他のメンバーの死期はどうなっているか。まとめて死期が訪れているなら事故、単体なら事件の可能性が高い。
その発言の意図を察したか、元気のなさそうだったグリープも一瞬視線を投げた。
「あ、オレ、午前中ぺルには会った、元気だったぞ」
「そうなんだ、よかったね」
「ああ」
わざわざ、割って入ってきたということは多分、彼女は大丈夫ということを伝えてくれたのだろう。

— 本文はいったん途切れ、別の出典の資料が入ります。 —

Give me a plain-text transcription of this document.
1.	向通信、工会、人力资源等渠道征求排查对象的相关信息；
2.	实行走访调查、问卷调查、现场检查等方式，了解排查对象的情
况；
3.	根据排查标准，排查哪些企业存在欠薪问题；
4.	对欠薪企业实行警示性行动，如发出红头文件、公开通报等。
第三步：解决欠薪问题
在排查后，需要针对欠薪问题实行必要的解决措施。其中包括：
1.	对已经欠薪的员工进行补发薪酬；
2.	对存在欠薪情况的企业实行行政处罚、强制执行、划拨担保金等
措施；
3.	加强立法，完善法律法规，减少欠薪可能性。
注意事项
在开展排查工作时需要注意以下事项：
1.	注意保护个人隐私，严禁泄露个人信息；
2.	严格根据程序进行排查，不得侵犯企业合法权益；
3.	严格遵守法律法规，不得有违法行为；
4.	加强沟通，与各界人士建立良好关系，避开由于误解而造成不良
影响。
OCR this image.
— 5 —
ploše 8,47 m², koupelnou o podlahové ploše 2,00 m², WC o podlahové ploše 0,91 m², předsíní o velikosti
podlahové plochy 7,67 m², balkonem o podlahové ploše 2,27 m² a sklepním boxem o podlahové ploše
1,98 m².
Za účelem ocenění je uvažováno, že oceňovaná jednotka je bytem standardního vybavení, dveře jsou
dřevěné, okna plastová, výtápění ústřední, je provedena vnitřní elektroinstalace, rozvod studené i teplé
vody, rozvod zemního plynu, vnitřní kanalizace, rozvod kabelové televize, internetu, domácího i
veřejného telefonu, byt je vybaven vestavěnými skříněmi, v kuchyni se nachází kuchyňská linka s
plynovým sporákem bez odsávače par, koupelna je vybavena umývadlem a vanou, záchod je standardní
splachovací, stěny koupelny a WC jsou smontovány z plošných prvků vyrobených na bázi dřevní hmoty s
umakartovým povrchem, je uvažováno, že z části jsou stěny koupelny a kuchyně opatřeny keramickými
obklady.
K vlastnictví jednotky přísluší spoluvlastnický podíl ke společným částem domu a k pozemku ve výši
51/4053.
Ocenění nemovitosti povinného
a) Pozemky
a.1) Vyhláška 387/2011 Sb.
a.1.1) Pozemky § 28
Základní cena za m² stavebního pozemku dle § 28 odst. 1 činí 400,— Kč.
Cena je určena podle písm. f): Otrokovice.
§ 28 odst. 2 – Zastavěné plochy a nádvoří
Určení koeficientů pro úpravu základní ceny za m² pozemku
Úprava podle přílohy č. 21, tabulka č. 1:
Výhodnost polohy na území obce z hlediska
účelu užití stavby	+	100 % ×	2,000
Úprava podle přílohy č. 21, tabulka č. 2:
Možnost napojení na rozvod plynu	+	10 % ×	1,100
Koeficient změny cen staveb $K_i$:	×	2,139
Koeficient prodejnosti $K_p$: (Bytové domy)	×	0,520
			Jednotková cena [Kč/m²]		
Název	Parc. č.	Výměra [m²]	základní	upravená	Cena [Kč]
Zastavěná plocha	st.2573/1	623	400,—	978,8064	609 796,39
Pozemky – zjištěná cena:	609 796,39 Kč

一応本当に『よかった』かどうか聞いたが、別に否定はしてこなかったから、本当に問題ないのだろう。となるとあと知りたいのは残りの3人。
「ああ、そういえばそろそろ来るはずなんだけど……」
「待ち合わせ?」
「そうそう、音合わせしようと思って、集合待ち」
(………さすが、悪運が強い)
ヘドの発言を聞いて不幸中の幸いというべきか、インギールが妙な関心をした。
ここに今全員きてくれるのなら話が早い。そこで全員確認ができるではないか、ありがたい。

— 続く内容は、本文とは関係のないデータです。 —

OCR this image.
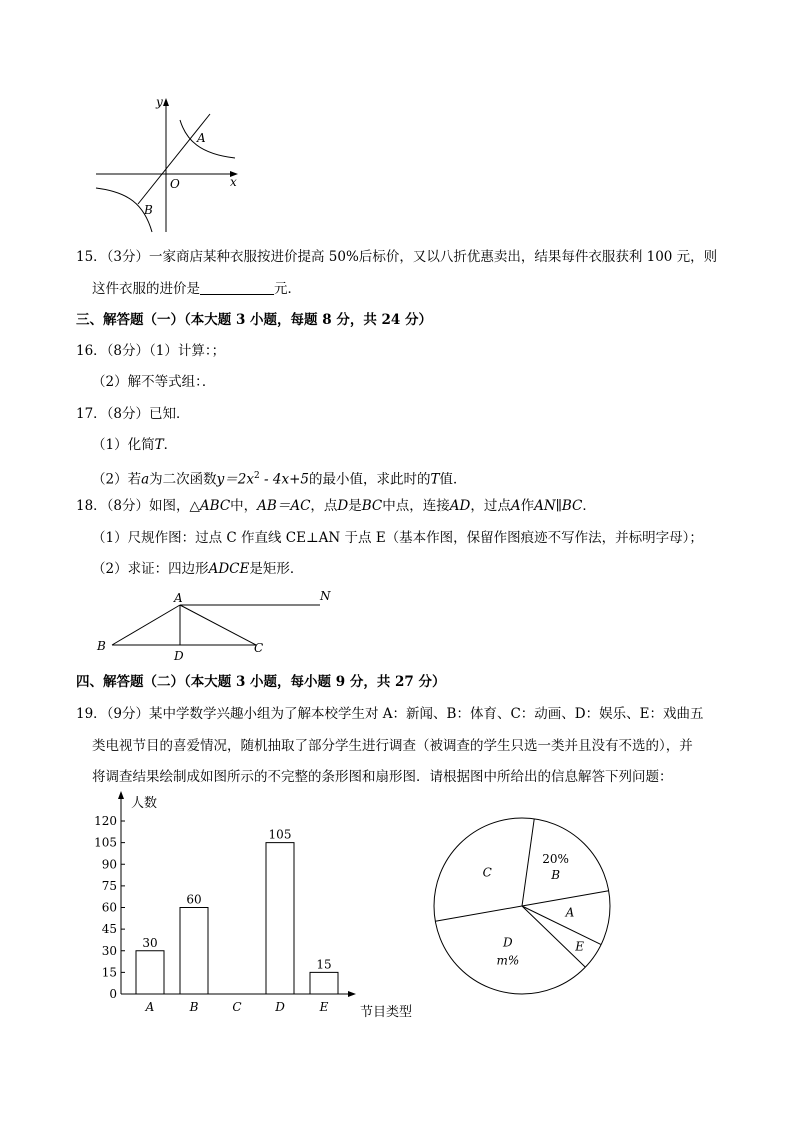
y
x
O
A
B
15．（3分）一家商店某种衣服按进价提高 50%后标价，又以八折优惠卖出，结果每件衣服获利 100 元，则
这件衣服的进价是	元．
三、解答题（一）（本大题 3 小题，每题 8 分，共 24 分）
16．（8分）（1）计算：；
（2）解不等式组：．
17．（8分）已知．
（1）化简T．
（2）若a为二次函数$y=2x^2 - 4x+5$的最小值，求此时的T值．
18．（8分）如图，△ABC中，AB＝AC，点D是BC中点，连接AD，过点A作AN∥BC．
（1）尺规作图：过点 C 作直线 CE⊥AN 于点 E（基本作图，保留作图痕迹不写作法，并标明字母）；
（2）求证：四边形ADCE是矩形．
A	N
B	C
D
四、解答题（二）（本大题 3 小题，每小题 9 分，共 27 分）
19．（9分）某中学数学兴趣小组为了解本校学生对 A：新闻、B：体育、C：动画、D：娱乐、E：戏曲五
类电视节目的喜爱情况，随机抽取了部分学生进行调查（被调查的学生只选一类并且没有不选的），并
将调查结果绘制成如图所示的不完整的条形图和扇形图．请根据图中所给出的信息解答下列问题：
人数
节目类型
0
15
30
45
60
75
90
105
120
A
30
B
60
C	D
105
E
15
20%
B
A
E
D
m%
C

普段なら偶然にしては出来過ぎていると勘ぐるところだが、今回ばかりは急を要する。死神の意志が引き寄せた必然か、それとももしかしたら目の前の悪魔の悪運かもしれない。どちらにせよ大人しくあやかっておこう。
「あ、ヘドいたいたー」
噂をすればなんとやら。
鈴をならすような凛とした高い声が響いてグリープが視線をそちらに向ける。
はつらつとした声をあげたのは、むさくるしいロックバンドのメンバーの紅一点。そちらを見れば、小走りにこちらに駆けてくる彼女を先頭に、ちょうど全員が肩を並べて歩いて来ていた。
ヘドも手を振ってそちらへ近づいていく。
そのまま打ち合わせかなにかだろうか、悪魔の面々で話を始める。
その様子を見て、グリープが。
(え 今のどっち?!)
グリープの反応に、それを見ていたインギールはおもわずリアクション芸人みたいな反応をするところだった。

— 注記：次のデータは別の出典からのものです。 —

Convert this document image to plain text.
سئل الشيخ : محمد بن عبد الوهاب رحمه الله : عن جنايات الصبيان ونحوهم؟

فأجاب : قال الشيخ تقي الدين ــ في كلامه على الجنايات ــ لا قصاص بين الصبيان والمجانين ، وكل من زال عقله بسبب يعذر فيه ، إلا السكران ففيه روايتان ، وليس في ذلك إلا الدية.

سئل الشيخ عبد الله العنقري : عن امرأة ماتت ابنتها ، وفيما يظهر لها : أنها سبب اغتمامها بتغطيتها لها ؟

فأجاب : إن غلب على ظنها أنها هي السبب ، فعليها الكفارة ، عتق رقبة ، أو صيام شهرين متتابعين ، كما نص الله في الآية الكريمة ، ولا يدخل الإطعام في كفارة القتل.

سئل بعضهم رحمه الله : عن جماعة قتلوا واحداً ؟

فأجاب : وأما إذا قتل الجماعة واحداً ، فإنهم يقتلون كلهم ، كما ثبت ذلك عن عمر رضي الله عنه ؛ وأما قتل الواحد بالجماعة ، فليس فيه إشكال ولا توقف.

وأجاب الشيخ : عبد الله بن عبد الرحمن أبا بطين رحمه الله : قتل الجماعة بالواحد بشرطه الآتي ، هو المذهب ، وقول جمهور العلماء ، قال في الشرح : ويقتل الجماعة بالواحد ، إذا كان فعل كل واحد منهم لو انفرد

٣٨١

人前だったのでさすがに堪えたが、様子を伺うために注視していたグリープが浮かべた表情が、なんというか、あまりに、中途半端だったのだ。死期が視えたのか視えなかったのか、なんとも微妙な顔をした。
元々、グリープが表情を変える事はあまりない。というか、人の死期を見て逐一リアクションをしていては死神として失格だ。何を見ても動じる事のないように、そういう訓練はしているだろうし。ただ、それでも視線を逸らすか逸らさないかくらいはするだろう。この状況なら尚更。
最初にペルヴィスを見たときに彼は明らかに視線を一度下に落とした。から、視線をそらせば安全ということだろうとインギールは踏んでいたのだが。
グリープは、彼らを見て、止まって、目を細めて、視線を逸らして、慌ててすぐにもう一度見た。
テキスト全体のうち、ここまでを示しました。